Rey penasaran, "Fadian itu tampangnya kayak gimana?"

"Nggak ganteng sih. Masih gantengan Mas kok, tapi dia manis. Nggak bosen gitu lihatnya. Hm ..., mirip Noah Centineo delapan persen," jawab Bia lalu tertawa selam beberapa detik. Kemudian, berhenti setelah dirasanya Rey tak menangkap leluconnya lucu.

"Dan sekarang ada yang deketin dia?" tanya Rey tanpa sadar. Ia teringat saat di rumah sakit, Seva pernah bilang, ada yang mendekatinya. Namun, anak perempuan itu juga ragu.

"Ada, si Jevin, temennya Deon. Cuma udah seminggu lebih nggak teguran. Jevinnya keterlaluan sih."

"Keterlaluan gimana?"

Bia mengatakan, Jevin menduga Seva hamil di luar nikah, karena mau menerima Jevin asalkan lelaki itu berani melamarnya. "Seva jadi nangis tiga hari. Keterlaluan banget, kan, Mas? Aku aja emosi dengernya."

"Seva kuat, ya," ujar Rey─bermaksud pujian.

Senyum bangga Bia tampilkan. Ia tampak seperti seorang Ibu yang senang dengan anaknya. "Banget walaupun banyak nangis. Aku salut sama dia."

Bibir Rey ikut melengkung tipis. "Mas mau ke kamar dulu."

Bia menjengitkan kepala. "Kalau mau tahu tentang Seva lagi, aku siap kok jadi bank informasi."

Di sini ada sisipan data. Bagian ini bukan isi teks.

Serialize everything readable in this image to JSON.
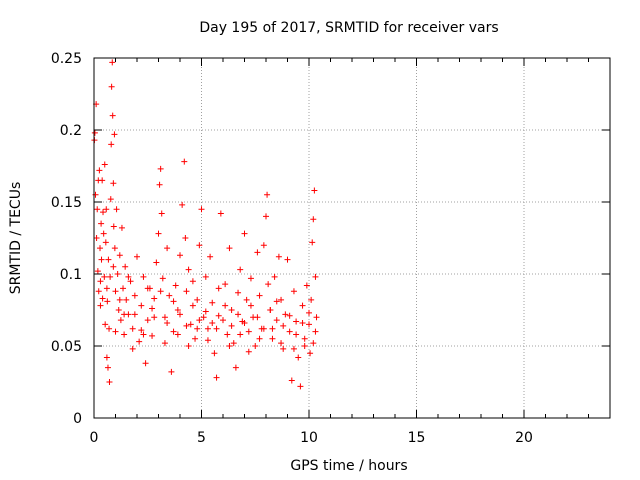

Lagi, Rey tak menanggapi. Ia segera pergi ke kamarnya. Tak lupa juga mengunci pintu, setelah memasuki ruang kuasanya itu. Rey duduk di bibir ranjangnya. Ia mengeluarkan ponsel. Lalu, menelepon orang yang tadi ia bicarakan.

"Halo." Terdengar jawaban setelah beberapa detik.

( WAF - 12. Selalu Ditunggu Oleh Orang Banyak )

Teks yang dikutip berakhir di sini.